Panasonic AX900
Panasonic AX900 will be almost as expensive as OLED

26 Sep 2014 | Rasmus Larsen |

At IFA, Panasonic announced its new flagship TV called AX900. The TV will be available in November as a true high-end model with a price tag that almost matches 4K OLED TVs. But can LCD technology still compete in this segment?
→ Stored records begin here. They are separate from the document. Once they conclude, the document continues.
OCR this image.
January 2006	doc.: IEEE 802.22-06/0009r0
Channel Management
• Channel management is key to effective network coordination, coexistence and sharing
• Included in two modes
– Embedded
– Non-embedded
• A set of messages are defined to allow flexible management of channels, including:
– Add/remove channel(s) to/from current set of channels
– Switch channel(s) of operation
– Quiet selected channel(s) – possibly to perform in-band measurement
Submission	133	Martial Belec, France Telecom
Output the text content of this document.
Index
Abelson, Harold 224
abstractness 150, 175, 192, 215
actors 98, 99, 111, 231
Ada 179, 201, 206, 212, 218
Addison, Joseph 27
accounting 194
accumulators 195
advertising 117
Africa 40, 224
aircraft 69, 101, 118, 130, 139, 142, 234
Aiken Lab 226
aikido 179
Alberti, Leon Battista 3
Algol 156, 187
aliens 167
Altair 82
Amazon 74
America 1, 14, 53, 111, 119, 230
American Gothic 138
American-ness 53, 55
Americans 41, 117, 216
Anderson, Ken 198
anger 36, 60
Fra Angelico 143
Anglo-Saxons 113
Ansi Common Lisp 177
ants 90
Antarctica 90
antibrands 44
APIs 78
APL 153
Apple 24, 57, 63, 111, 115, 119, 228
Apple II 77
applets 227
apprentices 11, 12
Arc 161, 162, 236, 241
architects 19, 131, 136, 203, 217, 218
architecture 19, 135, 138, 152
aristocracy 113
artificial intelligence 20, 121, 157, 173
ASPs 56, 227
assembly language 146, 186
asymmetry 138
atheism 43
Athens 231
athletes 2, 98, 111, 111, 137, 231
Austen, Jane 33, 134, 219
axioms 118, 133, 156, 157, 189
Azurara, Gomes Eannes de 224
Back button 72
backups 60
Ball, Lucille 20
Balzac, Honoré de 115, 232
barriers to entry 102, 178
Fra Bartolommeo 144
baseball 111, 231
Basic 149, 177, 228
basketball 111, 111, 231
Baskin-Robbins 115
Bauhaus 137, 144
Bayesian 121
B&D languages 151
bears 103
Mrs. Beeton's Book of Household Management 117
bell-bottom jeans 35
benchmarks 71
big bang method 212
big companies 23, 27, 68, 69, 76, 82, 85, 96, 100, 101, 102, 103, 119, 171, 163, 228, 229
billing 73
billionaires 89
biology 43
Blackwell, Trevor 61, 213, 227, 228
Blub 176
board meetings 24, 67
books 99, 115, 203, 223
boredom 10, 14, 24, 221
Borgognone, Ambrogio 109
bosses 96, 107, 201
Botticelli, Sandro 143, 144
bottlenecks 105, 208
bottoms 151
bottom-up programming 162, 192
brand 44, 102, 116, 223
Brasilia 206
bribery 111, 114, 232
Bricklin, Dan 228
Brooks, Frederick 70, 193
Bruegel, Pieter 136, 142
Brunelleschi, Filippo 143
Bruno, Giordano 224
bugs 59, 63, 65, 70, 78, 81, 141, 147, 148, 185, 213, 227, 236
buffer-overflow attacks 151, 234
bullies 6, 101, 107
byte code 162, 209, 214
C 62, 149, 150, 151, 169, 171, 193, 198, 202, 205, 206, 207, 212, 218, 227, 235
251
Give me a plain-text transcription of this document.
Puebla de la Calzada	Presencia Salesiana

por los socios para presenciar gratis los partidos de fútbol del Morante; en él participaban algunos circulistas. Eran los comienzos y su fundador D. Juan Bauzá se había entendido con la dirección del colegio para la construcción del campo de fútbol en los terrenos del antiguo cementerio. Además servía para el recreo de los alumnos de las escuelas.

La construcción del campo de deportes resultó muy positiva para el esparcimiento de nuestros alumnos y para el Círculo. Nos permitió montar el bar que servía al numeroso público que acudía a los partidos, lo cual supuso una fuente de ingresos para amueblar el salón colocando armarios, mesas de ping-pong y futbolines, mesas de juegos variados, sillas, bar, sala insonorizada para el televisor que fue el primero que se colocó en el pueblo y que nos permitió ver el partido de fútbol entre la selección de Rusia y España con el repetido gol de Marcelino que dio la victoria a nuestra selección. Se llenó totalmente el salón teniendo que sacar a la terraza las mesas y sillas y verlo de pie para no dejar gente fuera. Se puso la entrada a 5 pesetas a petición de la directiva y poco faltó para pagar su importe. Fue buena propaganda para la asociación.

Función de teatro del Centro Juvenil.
AX900 is a true high-end TV

Panasonic is not afraid to use big words when describing its new AX900 TV. We got sneak peek back in April in a completely dark room where it was compared side-by-side with Panasonic’s best plasma TV ever; ZT60. We saw the same demo at IFA earlier this month with some of the improvements Panasonic has made to the AX900 since April.

Panasonic AX900


It is certainly an impressive and promising TV. When we saw it demonstrated we did not know the price, but we do now – and it is steep. Panasonic Europe says that the 55” will retail for 4499 Euro. Panasonic Europe has not put a Euro figure on the 65”, but Panasonic Nordic has. They emphasize that these are not the final retail prices – prices could go either way - but in the Nordic the 55” will retail for about 45000 SEK, which converts to 4899 Euro, and the 65” will retail for about 62000 SEK, which converts to 6750 Euro. At these price levels Panasonic is approaching 4K OLED territory as LG UK has already confirmed that the 65” 4K OLED TV will retail for £5999, which converts to about 7699 Euro. Pricing will obviously vary depending on your region.

It seems that these two TVs could very well be top contenders (together with Vizio’s Reference series) for best TV picture quality by the end of 2014. The question is if there is still room for LCD technology in the high-end segment? Panasonic has integrated picture systems such as local dimming that improves black depth, but all the things that AX900 does with some extra tricks, OLED TVs can do without tricks. And as we already know, all these patch solutions created to fix the inherent weaknesses of LCD come with a price.

Panasonic AX900 will be available in November with 128 local dimming zones that can be controlled individually. It may very well turn out to be the best 4K LCD TV on the market, but can it match a 4K OLED TV? Only time will tell.